Tal es el caso de Samuel Doria Medina y el de Rafael Filizzola, además del de Leopoldo López. En una resolución del último Congreso mundial celebrado en Cartagena, Colombia, en marzo de 2017 la organización emitió una resolución especial condenando todos los casos de persecución político-judicial, pero sólo mencionando puntualmente los casos del dirigente boliviano y del presidente del Partido Democrático Progresista paraguayo. Doria Medina, empresario multimillonario y presidente de Unidad Nacional (UN)– partido fundado en 2003 e incorporado a la IS en el Congreso de Cartagena gracias a las gestiones del PSOE- enfrenta al menos diez procesos judiciales por diversas causas que incluyen supuestos delitos de contratos lesivos al Estado, conducta antieconómica, terrorismo financiero y malversación de fondos. UN es opositora al gobierno de Evo Morales y consiguió que la IS manifestara preocupación por la iniciativa soberana del gobierno de convocar a un referéndum por la reelección. Filizzola, por su parte, creó el PDP en 2007, de cara a las elecciones del año siguiente. Fue ministro del Interior de Fernando Lugo, gobierno del que salió poco antes del golpe. Si bien en un comienzo fue afín al gobierno del PSUV -participó como expositor en el Congreso Bolivariano de los Pueblos en 2004- luego él y su partido se convirtieron en acérrimos detractores del chavismo incluso bregando por su no incorporación al MERCOSUR. A pesar de que la IS manifestó preocupación por el golpe parlamentario a Fernando Lugo, su partido votó a favor. La supuesta persecución judicial contra Filizzola comenzó con denuncias del cartismo, mientras estaba en campaña, por sobrefacturación en la compra de material bélico mientras fue ministro. La denuncia prosperó y Filizzola denunció persecución del gobierno de Horacio Cartes; sin embargo en ese momento, la fiscalía que le procesó estaba en manos de figuras de su mismo partido, el PDP.

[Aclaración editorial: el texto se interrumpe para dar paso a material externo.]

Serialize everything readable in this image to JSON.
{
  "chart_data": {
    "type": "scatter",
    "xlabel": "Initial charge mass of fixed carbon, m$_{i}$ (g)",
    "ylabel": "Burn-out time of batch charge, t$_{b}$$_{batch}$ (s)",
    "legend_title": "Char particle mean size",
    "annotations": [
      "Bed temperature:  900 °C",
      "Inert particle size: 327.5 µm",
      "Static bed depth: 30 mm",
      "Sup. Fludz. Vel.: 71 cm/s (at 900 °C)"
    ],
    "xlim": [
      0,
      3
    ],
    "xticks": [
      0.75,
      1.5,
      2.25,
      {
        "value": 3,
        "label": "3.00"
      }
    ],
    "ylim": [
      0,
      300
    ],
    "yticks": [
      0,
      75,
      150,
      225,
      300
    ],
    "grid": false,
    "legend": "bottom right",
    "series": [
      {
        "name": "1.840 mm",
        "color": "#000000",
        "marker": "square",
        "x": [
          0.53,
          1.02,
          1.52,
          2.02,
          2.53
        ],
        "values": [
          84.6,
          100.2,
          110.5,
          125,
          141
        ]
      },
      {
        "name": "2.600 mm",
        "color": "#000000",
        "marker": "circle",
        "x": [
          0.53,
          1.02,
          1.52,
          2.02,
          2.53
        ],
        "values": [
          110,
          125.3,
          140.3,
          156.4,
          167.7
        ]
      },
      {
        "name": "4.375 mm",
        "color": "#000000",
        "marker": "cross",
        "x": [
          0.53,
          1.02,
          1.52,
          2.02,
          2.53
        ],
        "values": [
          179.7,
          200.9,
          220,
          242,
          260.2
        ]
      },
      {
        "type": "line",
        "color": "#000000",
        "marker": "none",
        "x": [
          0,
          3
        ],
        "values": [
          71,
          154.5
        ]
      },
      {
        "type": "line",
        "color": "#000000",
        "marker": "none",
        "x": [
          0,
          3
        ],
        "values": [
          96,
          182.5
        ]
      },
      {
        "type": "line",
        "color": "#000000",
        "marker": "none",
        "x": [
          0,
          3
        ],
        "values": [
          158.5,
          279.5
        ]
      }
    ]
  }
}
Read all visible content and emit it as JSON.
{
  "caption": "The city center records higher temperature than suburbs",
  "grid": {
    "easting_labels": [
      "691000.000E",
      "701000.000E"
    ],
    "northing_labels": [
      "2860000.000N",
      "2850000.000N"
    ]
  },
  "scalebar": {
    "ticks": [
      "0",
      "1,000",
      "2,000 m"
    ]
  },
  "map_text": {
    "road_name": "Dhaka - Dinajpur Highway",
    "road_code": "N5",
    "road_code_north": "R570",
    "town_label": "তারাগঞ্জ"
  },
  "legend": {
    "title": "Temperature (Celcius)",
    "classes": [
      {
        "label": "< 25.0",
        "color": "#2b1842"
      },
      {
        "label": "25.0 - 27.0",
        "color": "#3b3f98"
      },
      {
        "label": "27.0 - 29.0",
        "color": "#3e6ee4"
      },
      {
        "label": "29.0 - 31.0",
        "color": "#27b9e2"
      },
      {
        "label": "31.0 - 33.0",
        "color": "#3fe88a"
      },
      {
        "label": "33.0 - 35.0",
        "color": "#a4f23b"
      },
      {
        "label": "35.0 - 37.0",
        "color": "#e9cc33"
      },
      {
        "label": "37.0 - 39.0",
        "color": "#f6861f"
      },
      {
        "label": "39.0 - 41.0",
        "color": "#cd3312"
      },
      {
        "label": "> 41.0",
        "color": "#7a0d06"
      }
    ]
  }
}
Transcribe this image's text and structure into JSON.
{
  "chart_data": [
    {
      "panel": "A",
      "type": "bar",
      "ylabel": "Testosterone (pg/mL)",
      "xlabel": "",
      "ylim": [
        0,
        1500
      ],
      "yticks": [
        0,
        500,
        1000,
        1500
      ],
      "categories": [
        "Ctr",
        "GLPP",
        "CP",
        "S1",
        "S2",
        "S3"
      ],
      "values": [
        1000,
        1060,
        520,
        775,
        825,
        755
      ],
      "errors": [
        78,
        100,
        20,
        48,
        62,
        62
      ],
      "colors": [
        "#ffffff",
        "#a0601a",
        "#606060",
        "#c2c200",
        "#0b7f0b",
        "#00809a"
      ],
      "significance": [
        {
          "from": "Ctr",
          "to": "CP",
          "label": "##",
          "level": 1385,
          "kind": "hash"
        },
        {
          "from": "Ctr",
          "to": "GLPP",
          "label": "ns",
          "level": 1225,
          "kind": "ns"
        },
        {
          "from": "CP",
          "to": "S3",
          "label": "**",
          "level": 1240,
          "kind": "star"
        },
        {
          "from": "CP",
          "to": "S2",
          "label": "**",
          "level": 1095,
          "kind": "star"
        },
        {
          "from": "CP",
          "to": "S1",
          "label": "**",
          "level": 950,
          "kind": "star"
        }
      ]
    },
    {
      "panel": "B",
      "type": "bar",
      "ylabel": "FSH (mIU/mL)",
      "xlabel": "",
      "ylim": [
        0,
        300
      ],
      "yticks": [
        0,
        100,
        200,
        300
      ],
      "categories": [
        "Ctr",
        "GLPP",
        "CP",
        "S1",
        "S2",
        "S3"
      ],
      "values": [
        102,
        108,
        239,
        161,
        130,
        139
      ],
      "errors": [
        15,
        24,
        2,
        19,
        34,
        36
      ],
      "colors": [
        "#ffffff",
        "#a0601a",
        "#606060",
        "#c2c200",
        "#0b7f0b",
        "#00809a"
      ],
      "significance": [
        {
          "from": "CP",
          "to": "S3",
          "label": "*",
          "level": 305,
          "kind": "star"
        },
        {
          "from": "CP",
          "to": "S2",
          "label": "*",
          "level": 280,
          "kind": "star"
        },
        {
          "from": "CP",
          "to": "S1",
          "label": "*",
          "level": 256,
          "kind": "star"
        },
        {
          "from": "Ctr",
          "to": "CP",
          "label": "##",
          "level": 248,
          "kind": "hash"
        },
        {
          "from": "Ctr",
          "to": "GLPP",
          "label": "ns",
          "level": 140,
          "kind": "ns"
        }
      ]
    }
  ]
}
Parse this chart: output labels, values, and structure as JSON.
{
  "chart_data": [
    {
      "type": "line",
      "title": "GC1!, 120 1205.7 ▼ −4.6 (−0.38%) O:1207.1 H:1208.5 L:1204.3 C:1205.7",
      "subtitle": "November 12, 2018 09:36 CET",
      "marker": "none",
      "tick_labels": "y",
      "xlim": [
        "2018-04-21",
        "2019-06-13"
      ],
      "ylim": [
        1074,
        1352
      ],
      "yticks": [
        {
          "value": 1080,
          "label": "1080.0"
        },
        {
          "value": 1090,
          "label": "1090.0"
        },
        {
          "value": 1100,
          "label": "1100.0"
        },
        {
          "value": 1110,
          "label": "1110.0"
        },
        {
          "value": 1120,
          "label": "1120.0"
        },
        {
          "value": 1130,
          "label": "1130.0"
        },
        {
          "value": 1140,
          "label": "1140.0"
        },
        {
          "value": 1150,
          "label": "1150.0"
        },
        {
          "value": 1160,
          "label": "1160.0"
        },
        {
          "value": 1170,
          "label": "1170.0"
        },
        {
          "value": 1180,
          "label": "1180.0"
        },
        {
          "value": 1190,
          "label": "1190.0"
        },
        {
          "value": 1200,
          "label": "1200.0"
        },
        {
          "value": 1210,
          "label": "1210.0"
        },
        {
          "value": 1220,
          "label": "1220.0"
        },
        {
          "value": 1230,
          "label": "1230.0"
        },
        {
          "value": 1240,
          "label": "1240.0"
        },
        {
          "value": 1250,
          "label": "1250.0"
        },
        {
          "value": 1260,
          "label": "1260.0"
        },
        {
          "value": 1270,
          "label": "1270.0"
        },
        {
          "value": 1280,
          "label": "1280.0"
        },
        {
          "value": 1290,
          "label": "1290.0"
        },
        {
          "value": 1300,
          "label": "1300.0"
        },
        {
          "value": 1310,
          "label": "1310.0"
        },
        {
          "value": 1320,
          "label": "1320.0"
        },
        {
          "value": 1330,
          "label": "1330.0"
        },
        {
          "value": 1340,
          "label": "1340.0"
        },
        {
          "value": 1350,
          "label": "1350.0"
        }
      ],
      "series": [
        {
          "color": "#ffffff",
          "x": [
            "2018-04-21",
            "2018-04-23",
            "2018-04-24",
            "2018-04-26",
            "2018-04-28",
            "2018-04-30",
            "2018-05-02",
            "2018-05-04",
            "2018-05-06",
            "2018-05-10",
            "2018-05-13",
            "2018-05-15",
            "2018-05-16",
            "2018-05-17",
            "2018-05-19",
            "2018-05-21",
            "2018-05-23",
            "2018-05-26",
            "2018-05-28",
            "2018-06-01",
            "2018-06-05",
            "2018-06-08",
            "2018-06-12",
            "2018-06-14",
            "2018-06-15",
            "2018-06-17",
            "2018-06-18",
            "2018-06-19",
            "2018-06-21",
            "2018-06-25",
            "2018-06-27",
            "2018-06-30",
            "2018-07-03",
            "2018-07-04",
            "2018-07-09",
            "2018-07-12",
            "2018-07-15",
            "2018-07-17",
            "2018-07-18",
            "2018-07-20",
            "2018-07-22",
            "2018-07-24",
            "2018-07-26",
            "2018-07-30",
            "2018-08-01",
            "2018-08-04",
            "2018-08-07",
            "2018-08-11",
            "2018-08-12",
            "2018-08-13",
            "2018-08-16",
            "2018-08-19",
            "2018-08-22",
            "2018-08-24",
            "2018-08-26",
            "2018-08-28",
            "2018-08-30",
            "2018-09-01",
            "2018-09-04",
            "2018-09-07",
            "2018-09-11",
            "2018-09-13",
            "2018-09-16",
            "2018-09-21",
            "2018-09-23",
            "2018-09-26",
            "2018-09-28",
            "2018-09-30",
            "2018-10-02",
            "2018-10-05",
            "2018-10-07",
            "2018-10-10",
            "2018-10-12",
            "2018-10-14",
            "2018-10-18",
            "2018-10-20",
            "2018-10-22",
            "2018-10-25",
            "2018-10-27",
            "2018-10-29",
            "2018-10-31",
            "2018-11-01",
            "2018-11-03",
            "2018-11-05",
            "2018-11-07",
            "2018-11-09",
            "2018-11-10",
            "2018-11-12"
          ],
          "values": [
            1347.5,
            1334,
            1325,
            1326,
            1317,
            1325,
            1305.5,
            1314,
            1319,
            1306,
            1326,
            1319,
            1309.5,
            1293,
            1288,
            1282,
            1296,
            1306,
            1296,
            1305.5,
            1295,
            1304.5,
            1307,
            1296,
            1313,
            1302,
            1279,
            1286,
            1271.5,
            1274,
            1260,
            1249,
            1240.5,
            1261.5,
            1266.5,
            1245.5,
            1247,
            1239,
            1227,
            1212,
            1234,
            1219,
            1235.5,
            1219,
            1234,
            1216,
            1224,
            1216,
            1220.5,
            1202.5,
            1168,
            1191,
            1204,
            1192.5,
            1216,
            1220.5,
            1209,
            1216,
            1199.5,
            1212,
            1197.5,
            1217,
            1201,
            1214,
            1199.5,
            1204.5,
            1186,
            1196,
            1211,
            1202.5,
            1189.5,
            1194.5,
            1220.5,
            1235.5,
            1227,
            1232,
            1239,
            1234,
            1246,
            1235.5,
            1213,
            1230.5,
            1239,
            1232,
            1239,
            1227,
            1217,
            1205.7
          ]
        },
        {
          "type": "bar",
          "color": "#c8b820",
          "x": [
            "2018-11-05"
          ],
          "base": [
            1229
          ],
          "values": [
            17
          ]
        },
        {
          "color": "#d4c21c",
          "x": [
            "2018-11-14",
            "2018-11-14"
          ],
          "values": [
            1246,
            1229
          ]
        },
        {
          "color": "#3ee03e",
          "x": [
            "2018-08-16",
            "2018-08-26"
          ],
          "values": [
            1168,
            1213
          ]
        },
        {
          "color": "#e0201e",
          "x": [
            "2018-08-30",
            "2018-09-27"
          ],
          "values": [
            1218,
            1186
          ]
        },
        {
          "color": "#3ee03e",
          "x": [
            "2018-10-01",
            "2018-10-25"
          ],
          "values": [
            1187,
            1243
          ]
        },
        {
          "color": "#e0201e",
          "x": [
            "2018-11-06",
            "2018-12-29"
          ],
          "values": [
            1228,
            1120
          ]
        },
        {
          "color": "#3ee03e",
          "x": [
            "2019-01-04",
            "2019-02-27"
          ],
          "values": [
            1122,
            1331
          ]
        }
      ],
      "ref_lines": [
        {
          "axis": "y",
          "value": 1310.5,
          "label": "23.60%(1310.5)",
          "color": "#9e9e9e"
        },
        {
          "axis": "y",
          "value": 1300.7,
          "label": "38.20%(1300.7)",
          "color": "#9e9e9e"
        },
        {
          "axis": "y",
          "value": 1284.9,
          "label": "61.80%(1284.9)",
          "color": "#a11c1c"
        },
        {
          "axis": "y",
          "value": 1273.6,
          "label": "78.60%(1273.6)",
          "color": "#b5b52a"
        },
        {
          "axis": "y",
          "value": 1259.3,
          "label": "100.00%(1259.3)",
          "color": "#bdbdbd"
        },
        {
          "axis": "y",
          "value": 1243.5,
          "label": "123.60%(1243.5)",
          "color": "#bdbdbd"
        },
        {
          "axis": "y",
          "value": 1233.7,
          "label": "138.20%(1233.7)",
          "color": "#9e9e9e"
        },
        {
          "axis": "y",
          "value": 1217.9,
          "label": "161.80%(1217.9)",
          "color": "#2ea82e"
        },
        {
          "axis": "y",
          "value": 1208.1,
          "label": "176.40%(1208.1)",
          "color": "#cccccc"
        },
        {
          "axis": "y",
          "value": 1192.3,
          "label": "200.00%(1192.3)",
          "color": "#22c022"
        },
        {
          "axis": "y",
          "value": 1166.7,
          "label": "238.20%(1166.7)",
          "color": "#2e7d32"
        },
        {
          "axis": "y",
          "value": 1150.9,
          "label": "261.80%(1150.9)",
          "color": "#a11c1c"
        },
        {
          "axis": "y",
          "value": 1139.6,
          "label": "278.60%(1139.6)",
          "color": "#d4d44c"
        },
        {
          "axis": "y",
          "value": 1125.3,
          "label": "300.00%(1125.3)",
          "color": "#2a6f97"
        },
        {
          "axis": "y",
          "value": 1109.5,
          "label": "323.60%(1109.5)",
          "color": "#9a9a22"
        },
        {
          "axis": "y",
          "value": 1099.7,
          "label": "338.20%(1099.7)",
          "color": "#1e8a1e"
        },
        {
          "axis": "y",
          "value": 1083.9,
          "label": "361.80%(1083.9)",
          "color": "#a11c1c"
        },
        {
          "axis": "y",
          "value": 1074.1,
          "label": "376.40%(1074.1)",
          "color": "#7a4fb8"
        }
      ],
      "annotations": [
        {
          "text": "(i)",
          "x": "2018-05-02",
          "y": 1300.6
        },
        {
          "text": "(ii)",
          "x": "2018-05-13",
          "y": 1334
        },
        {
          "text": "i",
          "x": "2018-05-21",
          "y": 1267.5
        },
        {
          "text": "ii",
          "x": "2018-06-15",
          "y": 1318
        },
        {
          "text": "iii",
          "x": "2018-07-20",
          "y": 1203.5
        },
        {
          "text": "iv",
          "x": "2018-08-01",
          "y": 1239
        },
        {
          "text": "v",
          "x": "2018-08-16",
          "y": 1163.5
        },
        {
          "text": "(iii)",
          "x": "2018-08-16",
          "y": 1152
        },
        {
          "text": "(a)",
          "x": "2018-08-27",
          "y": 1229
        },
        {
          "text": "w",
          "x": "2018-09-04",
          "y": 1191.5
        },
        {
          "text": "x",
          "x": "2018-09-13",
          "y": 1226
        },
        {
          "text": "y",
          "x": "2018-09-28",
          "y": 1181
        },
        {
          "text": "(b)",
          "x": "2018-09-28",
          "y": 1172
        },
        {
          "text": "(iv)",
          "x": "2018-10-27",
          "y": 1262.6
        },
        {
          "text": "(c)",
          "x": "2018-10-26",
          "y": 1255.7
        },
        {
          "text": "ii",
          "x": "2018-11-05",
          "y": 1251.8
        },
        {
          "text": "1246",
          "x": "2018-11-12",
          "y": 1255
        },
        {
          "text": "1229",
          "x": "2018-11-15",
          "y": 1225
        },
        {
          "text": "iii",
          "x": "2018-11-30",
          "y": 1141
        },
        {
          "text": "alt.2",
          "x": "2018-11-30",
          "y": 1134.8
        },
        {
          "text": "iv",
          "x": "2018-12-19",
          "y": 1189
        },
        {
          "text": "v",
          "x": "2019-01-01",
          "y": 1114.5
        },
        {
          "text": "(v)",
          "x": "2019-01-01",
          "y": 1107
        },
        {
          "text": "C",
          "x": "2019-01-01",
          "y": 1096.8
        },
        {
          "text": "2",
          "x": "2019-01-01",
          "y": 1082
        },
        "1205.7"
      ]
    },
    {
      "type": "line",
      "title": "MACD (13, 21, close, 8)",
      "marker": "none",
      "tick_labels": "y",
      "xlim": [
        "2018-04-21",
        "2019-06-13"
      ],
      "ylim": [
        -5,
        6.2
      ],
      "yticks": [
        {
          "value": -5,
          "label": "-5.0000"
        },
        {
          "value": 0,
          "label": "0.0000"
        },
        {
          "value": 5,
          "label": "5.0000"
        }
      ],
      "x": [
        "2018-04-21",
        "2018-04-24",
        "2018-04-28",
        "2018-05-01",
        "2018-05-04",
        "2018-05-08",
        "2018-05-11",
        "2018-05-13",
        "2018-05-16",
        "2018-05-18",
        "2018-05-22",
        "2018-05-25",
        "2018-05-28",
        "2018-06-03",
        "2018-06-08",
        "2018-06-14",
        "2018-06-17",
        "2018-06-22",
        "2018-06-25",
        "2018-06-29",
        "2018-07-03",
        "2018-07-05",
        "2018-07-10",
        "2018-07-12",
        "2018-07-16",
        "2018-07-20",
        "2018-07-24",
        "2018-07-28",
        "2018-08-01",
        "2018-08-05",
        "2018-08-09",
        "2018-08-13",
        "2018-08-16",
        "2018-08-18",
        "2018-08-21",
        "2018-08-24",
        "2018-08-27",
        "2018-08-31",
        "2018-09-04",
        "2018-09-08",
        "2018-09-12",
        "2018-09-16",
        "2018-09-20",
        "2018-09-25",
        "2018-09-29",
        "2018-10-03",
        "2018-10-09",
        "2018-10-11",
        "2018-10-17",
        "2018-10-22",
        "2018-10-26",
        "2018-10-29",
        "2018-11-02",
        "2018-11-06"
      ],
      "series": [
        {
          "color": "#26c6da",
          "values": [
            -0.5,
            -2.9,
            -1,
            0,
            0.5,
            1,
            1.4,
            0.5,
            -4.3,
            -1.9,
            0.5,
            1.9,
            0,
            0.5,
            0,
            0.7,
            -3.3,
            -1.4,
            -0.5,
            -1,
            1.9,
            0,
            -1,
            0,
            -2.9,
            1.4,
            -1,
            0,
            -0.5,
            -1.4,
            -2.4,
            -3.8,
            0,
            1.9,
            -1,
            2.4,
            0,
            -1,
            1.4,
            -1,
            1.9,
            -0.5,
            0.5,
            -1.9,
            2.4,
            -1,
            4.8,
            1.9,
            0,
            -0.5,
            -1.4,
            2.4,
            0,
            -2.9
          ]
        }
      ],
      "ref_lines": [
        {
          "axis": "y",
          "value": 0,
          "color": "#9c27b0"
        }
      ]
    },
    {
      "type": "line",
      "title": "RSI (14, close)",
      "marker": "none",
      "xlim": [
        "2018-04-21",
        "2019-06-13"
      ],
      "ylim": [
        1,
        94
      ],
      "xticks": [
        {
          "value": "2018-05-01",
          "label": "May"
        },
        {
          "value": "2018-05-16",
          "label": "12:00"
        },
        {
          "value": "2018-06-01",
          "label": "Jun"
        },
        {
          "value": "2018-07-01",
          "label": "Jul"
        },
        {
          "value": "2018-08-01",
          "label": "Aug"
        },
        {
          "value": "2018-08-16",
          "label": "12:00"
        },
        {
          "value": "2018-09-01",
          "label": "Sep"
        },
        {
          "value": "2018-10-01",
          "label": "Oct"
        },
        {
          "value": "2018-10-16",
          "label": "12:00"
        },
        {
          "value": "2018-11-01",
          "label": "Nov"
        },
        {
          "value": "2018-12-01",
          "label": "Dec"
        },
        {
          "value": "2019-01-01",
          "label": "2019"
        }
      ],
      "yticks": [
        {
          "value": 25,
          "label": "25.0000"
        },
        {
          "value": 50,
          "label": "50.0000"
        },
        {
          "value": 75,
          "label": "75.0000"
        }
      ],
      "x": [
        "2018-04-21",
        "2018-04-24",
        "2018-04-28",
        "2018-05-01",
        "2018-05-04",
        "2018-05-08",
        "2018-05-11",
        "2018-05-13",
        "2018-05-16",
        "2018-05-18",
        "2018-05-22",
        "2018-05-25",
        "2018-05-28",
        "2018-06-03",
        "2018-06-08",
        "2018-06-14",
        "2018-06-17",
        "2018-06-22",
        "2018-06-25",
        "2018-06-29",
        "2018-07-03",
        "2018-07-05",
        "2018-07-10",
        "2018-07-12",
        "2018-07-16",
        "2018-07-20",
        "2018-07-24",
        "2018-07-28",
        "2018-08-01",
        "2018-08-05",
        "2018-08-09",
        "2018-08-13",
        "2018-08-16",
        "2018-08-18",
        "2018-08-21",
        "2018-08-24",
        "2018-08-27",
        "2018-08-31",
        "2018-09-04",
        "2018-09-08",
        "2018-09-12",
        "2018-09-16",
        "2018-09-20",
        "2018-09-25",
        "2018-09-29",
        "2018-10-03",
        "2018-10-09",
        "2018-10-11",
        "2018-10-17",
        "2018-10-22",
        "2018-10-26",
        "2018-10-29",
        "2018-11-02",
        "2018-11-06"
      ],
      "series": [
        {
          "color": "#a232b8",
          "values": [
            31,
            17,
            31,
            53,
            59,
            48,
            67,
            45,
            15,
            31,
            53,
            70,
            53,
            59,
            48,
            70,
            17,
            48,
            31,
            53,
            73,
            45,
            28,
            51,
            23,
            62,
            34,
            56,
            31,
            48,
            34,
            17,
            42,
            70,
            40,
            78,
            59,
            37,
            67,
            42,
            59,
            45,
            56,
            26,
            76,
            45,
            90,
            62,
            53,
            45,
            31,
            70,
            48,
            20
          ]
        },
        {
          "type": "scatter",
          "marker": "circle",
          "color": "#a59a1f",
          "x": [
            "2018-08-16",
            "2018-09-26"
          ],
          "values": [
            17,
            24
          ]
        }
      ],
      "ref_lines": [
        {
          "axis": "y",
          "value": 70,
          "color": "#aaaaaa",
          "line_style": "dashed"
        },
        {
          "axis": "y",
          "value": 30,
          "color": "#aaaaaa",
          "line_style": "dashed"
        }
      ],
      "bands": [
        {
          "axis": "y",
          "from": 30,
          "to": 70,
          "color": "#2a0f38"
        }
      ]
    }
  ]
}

Durante el último encuentro de la IS, además, se emitió una resolución contra Venezuela en la que se “reitera una vez más, su profunda preocupación por la grave crisis política, económica y social por la que atraviesa Venezuela como consecuencia de políticas económicas y sociales equivocadas, así como, por actitudes autoritarias que violentan no sólo los principios democráticos que impulsamos en la Internacional Socialista, sino una sistemática violación de los derechos humanos, que se configura en política de Estado y que rechazamos de manera enérgica”. No hay menciones igualmente enfatizadas respecto de las violaciones a los derechos humanos en el cada vez más militarizado México del PRI o en una Colombia –gobernada por el Partido Liberal, ambos miembros de la IS- donde los asesinatos de dirigentes sociales y campesinos son una constante.
Quizás por estas y otras razones, el Partido Socialista Uruguayo (PSU) abandonó la agrupación socialista antes del pasado Congreso. En su comunicado indica que desde 2008 "se ha venido planteando con fuerza la necesidad de una reforma" en la IS, incluyendo "períodos de dirección más cortos, transparencia, equilibrio entre las regiones, equilibrio entre géneros en los organismos de conducción, mejora en la comunicación interna y externa, fortalecimiento en el vínculo con sus organizaciones fraternas, límites en los mandatos", entre otros. Nueve años después, indica el PSU, nada cambió. En el comunicado señalan su disconformidad con la incorporación de nuevas organizaciones a la IS que "diluyó al máximo su identidad socialista, asumiendo incluso posturas cada vez más lejanas a perspectivas de izquierda". En uno de los pasajes más duros, el partido expresa: "entendemos que actualmente la conducción de la organización no está a la altura de su historia y por tanto no nos sentimos representados por ésta". Motivos sobran.